BERLIN - Der Aufstieg von Liz Mohn und Friede Springer weist viele Parallelen auf – nun schickt sich Ursula Piëch an, in ihre Fußstapfen zu treten.

Am Beginn stand eine Liebesgeschichte, die am Ende Frauen wie Liz Mohn und Friede Springer in entscheidende Positionen mächtiger Konzerne brachte. Deren Männer waren einst visionäre Unternehmer, die Witwen setzen ihr Erbe fort. In der Familie Piëch bahnt sich nun ein ähnlicher Weg an: Ursula Piëch, Ehefrau des VW-Patriarchen Ferdinand, soll in den Aufsichtsrat des Autobauers gewählt werden – bei Volkswagen gilt sie schon längst als eine der einflussreichsten Persönlichkeiten.

Die Geschäfte der Konzerne führen zwar Manager, doch die Powerfrauen haben entscheidende Positionen inne. So steht zum Beispiel bei Bertelsmann Vorstandschef Thomas Rabe an der Unternehmensspitze. Liz Mohn gilt jedoch als die einflussreiche Matriarchin des Medienriesen mit rund 100 000 Mitarbeitern. Rabe ist der Konzernstratege, doch wichtige Personalentscheidungen gegen den Willen von Liz Mohn gelten als undenkbar.

Bei allen unterschiedlichen Lebenswegen dieser Frauen gibt es viele Parallelen: Die Männer – Bertelsmann-Chef Reinhard Mohn und Verleger Axel Springer – waren deutlich älter, dies gilt auch für Ferdinand Piëch. Für Mohn, Springer und Piëch war es zudem nicht die erste Ehe.
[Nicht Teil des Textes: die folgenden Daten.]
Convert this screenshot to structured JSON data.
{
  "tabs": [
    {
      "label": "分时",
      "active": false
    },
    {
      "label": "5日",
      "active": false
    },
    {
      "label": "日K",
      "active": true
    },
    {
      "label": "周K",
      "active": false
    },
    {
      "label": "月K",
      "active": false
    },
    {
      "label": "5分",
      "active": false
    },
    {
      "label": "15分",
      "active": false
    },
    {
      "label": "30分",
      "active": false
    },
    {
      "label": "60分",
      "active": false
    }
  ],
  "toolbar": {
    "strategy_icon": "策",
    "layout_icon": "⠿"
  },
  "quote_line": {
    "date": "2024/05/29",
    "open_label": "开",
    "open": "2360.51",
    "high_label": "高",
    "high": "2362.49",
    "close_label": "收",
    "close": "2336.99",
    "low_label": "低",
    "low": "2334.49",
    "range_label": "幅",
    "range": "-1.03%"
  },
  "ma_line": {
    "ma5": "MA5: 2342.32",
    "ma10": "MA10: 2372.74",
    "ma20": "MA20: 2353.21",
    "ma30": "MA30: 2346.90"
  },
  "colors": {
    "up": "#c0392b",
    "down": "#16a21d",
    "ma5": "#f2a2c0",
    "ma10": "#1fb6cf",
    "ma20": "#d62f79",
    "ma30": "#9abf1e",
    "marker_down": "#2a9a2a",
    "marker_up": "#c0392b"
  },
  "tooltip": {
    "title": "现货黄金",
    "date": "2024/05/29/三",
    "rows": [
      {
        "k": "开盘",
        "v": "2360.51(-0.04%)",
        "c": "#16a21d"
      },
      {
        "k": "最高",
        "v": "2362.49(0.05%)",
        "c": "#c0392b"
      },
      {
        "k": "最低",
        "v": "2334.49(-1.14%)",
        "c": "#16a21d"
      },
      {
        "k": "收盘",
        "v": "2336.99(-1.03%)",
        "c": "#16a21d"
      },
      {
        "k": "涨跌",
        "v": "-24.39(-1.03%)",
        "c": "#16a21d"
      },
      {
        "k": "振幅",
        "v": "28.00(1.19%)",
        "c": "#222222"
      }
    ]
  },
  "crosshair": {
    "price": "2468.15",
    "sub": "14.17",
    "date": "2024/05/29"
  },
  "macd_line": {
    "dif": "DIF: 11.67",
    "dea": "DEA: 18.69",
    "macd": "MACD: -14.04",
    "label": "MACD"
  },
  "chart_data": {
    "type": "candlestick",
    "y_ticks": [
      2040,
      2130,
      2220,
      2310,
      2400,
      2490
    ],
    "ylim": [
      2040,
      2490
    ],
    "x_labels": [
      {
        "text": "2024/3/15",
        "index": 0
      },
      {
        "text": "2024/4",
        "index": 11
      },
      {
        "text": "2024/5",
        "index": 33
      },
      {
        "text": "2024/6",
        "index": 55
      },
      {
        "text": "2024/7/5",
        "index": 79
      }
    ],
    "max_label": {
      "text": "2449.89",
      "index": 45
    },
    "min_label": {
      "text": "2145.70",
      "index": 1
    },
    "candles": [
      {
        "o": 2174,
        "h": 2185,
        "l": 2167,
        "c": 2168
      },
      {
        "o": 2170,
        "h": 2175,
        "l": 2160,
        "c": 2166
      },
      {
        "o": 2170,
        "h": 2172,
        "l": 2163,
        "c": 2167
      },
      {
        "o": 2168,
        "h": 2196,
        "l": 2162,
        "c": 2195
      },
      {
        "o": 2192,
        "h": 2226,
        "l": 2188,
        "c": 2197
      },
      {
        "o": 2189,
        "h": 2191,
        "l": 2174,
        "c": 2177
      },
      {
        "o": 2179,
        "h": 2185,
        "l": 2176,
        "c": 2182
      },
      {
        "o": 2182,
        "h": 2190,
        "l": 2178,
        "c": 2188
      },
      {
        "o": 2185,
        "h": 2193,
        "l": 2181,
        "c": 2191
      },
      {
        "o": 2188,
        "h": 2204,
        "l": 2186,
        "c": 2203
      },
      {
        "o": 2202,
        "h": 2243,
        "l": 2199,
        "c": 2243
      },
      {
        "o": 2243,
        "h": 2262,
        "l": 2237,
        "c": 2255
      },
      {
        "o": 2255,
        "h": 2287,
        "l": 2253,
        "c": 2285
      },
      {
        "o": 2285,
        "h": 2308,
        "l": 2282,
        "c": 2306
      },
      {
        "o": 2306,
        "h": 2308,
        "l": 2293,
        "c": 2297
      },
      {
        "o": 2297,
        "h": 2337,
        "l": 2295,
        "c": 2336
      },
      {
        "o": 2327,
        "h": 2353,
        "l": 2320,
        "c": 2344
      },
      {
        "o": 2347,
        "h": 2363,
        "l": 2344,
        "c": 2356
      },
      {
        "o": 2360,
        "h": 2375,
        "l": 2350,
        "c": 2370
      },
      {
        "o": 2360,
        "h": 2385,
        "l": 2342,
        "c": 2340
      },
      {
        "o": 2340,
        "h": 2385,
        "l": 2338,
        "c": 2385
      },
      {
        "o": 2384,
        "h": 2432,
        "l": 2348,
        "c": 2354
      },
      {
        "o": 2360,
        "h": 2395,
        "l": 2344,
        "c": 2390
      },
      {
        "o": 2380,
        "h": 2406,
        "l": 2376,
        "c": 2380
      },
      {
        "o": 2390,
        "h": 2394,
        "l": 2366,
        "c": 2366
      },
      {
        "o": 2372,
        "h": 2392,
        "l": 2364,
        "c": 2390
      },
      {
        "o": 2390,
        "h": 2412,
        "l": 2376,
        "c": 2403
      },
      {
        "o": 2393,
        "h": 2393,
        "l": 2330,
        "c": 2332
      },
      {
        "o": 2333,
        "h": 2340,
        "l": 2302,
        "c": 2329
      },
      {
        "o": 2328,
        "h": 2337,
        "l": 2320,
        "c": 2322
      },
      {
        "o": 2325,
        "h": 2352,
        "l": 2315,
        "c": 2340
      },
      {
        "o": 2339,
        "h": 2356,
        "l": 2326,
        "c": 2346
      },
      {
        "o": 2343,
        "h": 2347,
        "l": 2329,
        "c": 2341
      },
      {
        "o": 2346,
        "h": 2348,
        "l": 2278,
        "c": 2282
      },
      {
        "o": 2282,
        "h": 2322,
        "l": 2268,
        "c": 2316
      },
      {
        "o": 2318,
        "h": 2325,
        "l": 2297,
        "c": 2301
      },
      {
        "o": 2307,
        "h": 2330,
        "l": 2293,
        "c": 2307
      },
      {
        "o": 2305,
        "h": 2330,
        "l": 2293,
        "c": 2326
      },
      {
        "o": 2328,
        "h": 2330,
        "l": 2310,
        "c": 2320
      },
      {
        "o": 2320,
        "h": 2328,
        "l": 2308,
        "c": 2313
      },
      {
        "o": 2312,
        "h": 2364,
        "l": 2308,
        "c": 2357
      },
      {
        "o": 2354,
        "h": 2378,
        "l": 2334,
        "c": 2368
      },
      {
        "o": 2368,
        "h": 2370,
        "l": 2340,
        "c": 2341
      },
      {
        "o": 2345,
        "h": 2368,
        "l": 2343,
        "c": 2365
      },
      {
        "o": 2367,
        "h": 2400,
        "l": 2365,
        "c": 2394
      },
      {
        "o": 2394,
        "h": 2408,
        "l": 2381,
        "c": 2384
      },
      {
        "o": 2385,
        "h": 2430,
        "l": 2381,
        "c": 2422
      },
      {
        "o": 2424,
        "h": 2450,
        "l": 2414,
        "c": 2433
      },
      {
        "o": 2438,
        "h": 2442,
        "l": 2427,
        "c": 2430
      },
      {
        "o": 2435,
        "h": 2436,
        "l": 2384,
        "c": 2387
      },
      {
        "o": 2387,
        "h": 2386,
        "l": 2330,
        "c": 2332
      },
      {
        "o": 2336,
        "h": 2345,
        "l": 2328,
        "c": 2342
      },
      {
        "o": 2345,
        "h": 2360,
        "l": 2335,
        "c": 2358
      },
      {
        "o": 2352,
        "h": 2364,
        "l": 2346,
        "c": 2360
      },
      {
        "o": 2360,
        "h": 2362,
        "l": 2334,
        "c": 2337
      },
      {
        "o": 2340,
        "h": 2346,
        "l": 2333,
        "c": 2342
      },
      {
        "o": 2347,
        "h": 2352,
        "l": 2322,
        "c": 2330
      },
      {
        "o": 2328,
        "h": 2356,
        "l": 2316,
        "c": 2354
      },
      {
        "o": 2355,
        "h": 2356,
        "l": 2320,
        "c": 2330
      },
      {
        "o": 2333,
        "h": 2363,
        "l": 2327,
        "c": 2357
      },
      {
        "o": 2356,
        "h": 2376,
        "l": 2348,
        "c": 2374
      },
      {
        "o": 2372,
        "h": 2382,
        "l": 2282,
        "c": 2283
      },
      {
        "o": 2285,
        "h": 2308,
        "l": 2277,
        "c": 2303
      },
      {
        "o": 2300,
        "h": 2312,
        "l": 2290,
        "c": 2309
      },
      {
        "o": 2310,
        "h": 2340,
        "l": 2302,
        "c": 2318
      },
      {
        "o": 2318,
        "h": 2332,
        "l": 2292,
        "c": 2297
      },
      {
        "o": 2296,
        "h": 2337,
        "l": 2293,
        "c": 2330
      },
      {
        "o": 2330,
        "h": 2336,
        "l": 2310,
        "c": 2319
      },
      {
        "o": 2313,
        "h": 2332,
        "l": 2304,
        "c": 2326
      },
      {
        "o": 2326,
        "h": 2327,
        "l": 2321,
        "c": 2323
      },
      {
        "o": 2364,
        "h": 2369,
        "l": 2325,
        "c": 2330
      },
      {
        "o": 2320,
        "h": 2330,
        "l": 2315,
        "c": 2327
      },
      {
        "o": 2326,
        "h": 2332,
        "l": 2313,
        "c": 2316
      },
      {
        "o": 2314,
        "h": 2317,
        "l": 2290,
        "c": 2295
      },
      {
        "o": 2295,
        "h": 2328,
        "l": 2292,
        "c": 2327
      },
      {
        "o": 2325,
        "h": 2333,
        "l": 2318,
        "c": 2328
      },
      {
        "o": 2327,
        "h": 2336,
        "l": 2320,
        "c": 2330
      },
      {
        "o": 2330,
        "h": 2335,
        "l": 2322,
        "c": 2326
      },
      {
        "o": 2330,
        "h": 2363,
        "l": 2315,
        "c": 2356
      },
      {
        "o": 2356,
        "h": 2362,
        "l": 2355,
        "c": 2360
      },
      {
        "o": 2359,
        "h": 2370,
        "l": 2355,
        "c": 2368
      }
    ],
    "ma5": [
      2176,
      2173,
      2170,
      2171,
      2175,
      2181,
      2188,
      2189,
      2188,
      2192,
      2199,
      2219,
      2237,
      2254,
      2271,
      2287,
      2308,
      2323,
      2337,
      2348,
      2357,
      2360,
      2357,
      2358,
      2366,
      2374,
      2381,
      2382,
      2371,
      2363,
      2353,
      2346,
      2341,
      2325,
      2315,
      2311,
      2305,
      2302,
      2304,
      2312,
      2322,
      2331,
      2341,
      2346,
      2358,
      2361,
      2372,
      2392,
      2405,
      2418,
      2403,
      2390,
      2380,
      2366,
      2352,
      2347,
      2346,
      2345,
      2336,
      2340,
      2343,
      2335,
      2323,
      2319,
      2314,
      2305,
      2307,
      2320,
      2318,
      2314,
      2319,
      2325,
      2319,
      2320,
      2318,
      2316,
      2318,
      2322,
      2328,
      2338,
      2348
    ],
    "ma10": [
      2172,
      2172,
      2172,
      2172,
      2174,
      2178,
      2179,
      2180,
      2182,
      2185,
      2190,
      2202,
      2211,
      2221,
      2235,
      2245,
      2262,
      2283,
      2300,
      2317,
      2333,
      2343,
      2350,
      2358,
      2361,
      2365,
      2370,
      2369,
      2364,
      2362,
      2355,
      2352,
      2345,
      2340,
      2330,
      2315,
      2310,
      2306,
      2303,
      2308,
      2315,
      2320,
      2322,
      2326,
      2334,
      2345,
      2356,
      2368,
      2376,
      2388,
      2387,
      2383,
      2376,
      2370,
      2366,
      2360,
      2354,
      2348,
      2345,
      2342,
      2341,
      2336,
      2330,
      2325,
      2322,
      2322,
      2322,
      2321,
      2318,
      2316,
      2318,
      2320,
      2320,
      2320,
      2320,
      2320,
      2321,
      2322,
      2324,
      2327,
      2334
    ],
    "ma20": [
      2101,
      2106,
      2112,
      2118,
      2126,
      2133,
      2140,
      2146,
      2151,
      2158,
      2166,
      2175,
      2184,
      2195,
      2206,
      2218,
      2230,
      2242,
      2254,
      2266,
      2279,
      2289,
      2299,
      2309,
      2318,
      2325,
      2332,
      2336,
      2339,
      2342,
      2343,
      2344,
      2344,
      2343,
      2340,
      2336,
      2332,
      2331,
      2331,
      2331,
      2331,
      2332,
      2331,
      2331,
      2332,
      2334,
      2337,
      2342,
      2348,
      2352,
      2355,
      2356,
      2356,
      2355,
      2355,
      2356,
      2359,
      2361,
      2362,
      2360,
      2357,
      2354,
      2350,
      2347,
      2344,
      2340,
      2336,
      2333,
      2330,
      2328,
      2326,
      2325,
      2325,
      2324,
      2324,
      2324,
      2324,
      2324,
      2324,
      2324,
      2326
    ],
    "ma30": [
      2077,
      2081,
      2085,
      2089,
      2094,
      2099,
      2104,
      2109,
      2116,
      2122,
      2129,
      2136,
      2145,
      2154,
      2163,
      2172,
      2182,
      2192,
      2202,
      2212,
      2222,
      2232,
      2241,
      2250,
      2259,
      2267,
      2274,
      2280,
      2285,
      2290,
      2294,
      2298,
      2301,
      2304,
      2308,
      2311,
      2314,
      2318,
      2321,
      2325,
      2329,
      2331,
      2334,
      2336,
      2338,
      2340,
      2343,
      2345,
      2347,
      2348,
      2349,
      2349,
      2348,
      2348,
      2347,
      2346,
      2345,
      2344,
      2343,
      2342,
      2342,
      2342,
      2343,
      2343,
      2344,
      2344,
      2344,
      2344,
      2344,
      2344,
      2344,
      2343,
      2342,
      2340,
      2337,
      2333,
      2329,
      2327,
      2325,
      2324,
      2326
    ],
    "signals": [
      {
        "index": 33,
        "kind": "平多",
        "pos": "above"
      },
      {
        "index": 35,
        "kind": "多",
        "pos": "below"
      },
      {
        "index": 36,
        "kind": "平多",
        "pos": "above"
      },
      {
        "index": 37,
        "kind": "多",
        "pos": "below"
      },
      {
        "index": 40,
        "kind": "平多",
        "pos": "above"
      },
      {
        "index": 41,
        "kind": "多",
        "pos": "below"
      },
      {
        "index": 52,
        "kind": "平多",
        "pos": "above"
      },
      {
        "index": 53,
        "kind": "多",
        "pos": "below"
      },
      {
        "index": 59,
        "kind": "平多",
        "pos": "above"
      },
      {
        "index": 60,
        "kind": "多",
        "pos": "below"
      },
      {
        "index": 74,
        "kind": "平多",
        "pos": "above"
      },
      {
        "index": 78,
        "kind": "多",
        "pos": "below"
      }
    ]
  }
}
Liz Mohn (70), Friede Springer (69) und auch Ursula Piëch (55) war ihr Aufstieg nicht in die Wiege gelegt: Liz Mohn lernte ihren Mann als Bertelsmann-Telefonistin auf einem Betriebsfest kennen. Friede Springer, Tochter eines Gärtnermeisters, gelangte über eine Zeitungsanzeige als Kindermädchen in den Haushalt von Axel Springer, der sich in sie verliebte. Ursula Piëch wiederum, die seit 1984 mit Ferdinand Piëch verheiratet ist, leitete einst einen Kindergarten und war dann Kindermädchen bei den Piëchs.

Künftig also werden Ursula und Ferdinand Piëch gemeinsam zu den Sitzungen des VW-Aufsichtsrats nach Wolfsburg reisen. Dabei hat die 55-Jährige bereits eine starke Stellung inne: In Stiftungen, auf die Ferdinand Piëch sein Firmenvermögen übertragen hat, ist sie die Stellvertreterin ihres Mannes und beschäftigt sich bereits seit langem mit den Beteiligungen, zu denen unter anderem Aktien an der Porsche SE, dem Mehrheitsaktionär von Volkswagen, gehören.

Im VW-Konzern weiß man, dass Ursula Piëch nicht unterschätzt werden sollte. Sie habe innerhalb der Familien Porsche und Piëch, die bei der Übernahmeschlacht zwischen Porsche und VW im Clinch lagen, eine vermittelnde Rolle eingenommen, heißt es bei Insidern.

Auch bei wichtigen Entscheidungen – zum Beispiel über neue Modelle – spreche die eloquente Blondine ein Wörtchen mit.